Together, the Tata group stocks would have generated more wealth but for the underperformance of Tata Motors, which has seen a 28 per cent decline in its market cap due to a poor show by the Jaguar Land Rover (JLR) division. The unit accounts for more than 90 per cent to the profit pool.
The maker of Jaguar luxury sedans and Land Rover premium sport utility vehicles, which has been churning out profits consistently for the past seven years, has of late been facing headwinds owing to weak market conditions in some of JLR’s key markets. In the December 2017 quarter, JLR dragged down Tata Motors’ consolidated net profit of Rs 12.12 billion, eclipsing the turnaround in the domestic operations that reported a profit of Rs 1.83 billion after five quarters of losses.
The sharp growth of 16 per cent in Tata Motors consolidated net revenue was led by a volume surge in the Indian business under the leadership of Chandra and Guenter Butscheck, managing director and chief executive at Tata Motors.
The marathoner is just in the initial lap of a long marathon ahead.

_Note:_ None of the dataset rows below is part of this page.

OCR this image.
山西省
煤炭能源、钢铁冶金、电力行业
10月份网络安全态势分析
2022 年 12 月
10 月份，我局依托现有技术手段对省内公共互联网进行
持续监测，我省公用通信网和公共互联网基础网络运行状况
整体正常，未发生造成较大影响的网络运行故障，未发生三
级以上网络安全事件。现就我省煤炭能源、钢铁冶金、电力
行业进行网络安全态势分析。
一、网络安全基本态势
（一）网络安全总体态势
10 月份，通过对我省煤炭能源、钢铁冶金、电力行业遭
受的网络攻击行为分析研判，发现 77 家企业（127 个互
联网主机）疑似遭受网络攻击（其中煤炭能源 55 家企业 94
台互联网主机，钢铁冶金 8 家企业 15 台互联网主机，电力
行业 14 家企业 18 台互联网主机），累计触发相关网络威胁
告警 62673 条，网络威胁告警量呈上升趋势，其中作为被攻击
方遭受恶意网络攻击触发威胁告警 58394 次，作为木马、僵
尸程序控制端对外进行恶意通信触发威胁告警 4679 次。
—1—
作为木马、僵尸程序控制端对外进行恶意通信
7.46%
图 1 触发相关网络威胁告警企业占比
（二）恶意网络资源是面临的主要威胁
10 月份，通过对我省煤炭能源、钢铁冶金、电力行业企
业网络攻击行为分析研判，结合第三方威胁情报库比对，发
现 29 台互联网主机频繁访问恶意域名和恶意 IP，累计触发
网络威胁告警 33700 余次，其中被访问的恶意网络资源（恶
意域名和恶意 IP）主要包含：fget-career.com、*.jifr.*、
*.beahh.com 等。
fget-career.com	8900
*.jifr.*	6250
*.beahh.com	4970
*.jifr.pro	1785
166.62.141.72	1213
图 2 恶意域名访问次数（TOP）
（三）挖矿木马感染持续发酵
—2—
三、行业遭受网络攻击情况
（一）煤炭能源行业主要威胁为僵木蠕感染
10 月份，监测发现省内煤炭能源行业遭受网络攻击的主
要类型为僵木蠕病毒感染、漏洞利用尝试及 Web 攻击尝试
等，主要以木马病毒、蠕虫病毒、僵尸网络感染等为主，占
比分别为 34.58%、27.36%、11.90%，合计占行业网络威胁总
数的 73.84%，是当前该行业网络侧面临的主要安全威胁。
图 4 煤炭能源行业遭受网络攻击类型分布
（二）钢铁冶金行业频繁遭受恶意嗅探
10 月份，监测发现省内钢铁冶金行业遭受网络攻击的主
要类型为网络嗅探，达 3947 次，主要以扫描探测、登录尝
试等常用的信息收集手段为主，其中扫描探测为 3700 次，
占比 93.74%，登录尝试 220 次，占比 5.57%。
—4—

But both insiders and outsiders are giving him a thumbs up. “Profitability and growth seem to be the mantra for the one-year-old chairman,” said a Tata group insider.
Tata Sons on Deal Street
Taking the industry by surprise, Tata Steel emerged as the highest bidder for Bhushan Steel with an offer of Rs 360 billion and a 12.5 per cent equity stake to lending banks. By leading the race for Bhushan Power & Steel, it will get two strategic plants in east India. It is raising Rs 120 billion by way of a rights issue, which will help it become India's largest steelmaker, pipping JSW Steel.
Tata Steel Europe
Chandrasekaran concluded talks initiated by former chairman Cyrus Mistry on the merger of Tata Steel Europe with Germany's ThyssenKrupp. This will help Tata Steel reduce its financial commitment to the European operations after a disastrous financial performance since its $12-billion acquisition in 2007
Chandrasekaran has said Tata Sons will look at the acquisition of Air India after the government decided to reduce its stake. The group owns stakes in two airlines in India — Air Asia India and Air Vistara. With air traffic growing in the double digits, Chandra will have to take a call whether Air India fits into Tata's strategy in aviation
One of the first hotspots that drained Tata Sons’ financial resources was the wireless telephony business. Entry of Reliance Jio made matters worse for small players like Tata Teleservices. Chandrasekaran decided to sell the business to Bharti Airtel for free. It also repaid Rs 170 billion of bank loans after a fund infusion from Tata Sons.